Within 18 months, “compaction-first” agent design will be as standard as “mobile-first” web design was in 2015. Not because it’s elegant—because the economics are inexorable.

Infinite context sounds like a solution until you do the math. At current rates, 200K tokens costs roughly $1-2 per request. For an agent running continuously with 4K token output per step, that’s $1-2 every 50 steps. A 3,000-step task (not unusual for our workloads) becomes $60-120 in context costs alone. And that’s assuming you want all that context—which, as we’ve shown, you don’t.

The alternative: compact aggressively, store in external state (DynamoDB, Postgres, whatever—costs pennies per million operations), and pay for tokens you actually use. With 32K effective context and strategic compaction, the same 3,000-step task costs under $5.
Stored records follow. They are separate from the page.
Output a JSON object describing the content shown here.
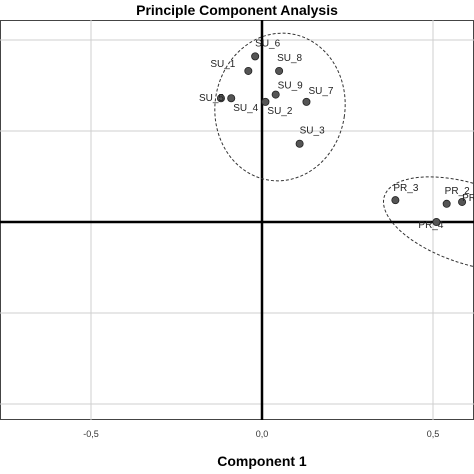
{
  "chart_data": {
    "type": "scatter",
    "title": "Principle Component Analysis",
    "xlabel": "Component 1",
    "ylabel": "",
    "x_ticks": [
      "-0,5",
      "0,0",
      "0,5"
    ],
    "xlim": [
      -0.8,
      0.62
    ],
    "ylim": [
      -0.62,
      0.62
    ],
    "grid": true,
    "points": [
      {
        "label": "SU_6",
        "x": -0.02,
        "y": 0.455
      },
      {
        "label": "SU_1",
        "x": -0.04,
        "y": 0.415
      },
      {
        "label": "SU_8",
        "x": 0.05,
        "y": 0.415
      },
      {
        "label": "SU_5",
        "x": -0.12,
        "y": 0.34
      },
      {
        "label": "SU_4",
        "x": -0.09,
        "y": 0.34
      },
      {
        "label": "SU_9",
        "x": 0.04,
        "y": 0.35
      },
      {
        "label": "SU_7",
        "x": 0.13,
        "y": 0.33
      },
      {
        "label": "SU_2",
        "x": 0.01,
        "y": 0.33
      },
      {
        "label": "SU_3",
        "x": 0.11,
        "y": 0.215
      },
      {
        "label": "PR_3",
        "x": 0.39,
        "y": 0.06
      },
      {
        "label": "PR_2",
        "x": 0.54,
        "y": 0.05
      },
      {
        "label": "PR_4",
        "x": 0.51,
        "y": 0.0
      },
      {
        "label": "PR",
        "x": 0.585,
        "y": 0.055
      }
    ]
  }
}
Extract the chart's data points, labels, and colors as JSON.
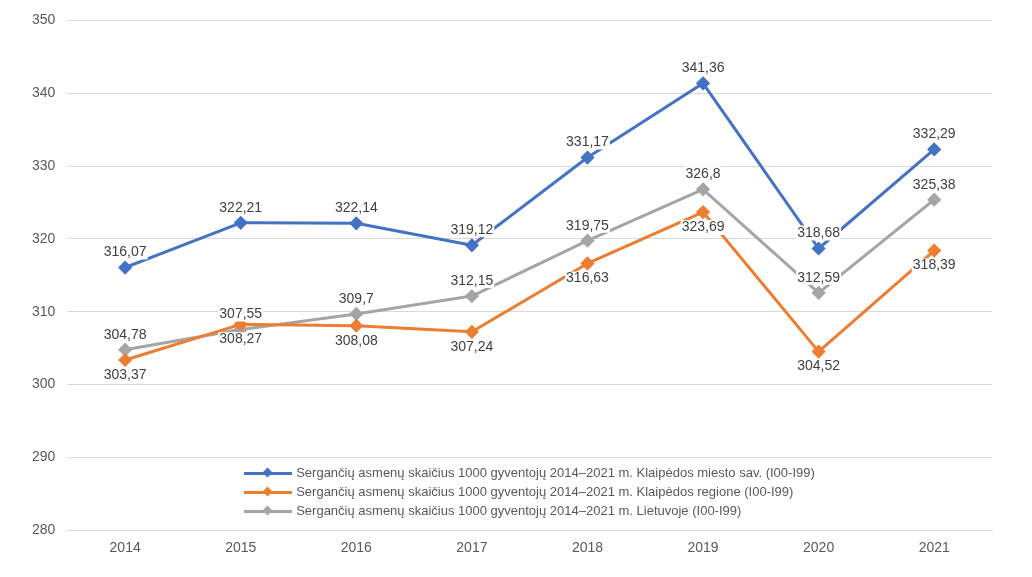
{
  "chart_data": {
    "type": "line",
    "categories": [
      "2014",
      "2015",
      "2016",
      "2017",
      "2018",
      "2019",
      "2020",
      "2021"
    ],
    "series": [
      {
        "name": "Sergančių asmenų skaičius 1000 gyventojų 2014–2021 m. Klaipėdos miesto sav. (I00-I99)",
        "color": "#4472c4",
        "values": [
          316.07,
          322.21,
          322.14,
          319.12,
          331.17,
          341.36,
          318.68,
          332.29
        ],
        "value_labels": [
          "316,07",
          "322,21",
          "322,14",
          "319,12",
          "331,17",
          "341,36",
          "318,68",
          "332,29"
        ]
      },
      {
        "name": "Sergančių asmenų skaičius 1000 gyventojų 2014–2021 m. Klaipėdos regione (I00-I99)",
        "color": "#ed7d31",
        "values": [
          303.37,
          308.27,
          308.08,
          307.24,
          316.63,
          323.69,
          304.52,
          318.39
        ],
        "value_labels": [
          "303,37",
          "308,27",
          "308,08",
          "307,24",
          "316,63",
          "323,69",
          "304,52",
          "318,39"
        ]
      },
      {
        "name": "Sergančių asmenų skaičius 1000 gyventojų 2014–2021 m. Lietuvoje (I00-I99)",
        "color": "#a5a5a5",
        "values": [
          304.78,
          307.55,
          309.7,
          312.15,
          319.75,
          326.8,
          312.59,
          325.38
        ],
        "value_labels": [
          "304,78",
          "307,55",
          "309,7",
          "312,15",
          "319,75",
          "326,8",
          "312,59",
          "325,38"
        ]
      }
    ],
    "ylim": [
      280,
      350
    ],
    "yticks": [
      280,
      290,
      300,
      310,
      320,
      330,
      340,
      350
    ],
    "grid": "y",
    "legend": "bottom",
    "marker": "diamond",
    "line_style": "solid"
  }
}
The technical argument is simpler: agents work better when they’re forced to re-synchronize periodically. The financial argument is overwhelming. The only reason we’re not all designing this way is inertia—we’re still thinking of context as memory to preserve rather than a working set to curate.

Start With One Hook

If you’re building long-running agents, don’t wait for your context limit to bite. Implement a PreCompact hook today. It costs nothing if you’re not hitting limits yet, and it transforms a future emergency into a controlled synchronization point.

The code above is real—it’s running in production, handling tasks that run for hours and call thousands of tools. The patterns work because they acknowledge something fundamental: context windows aren’t memory. They’re attention. And attention, by nature, must be focused.

Stop fighting the limit. Design for it.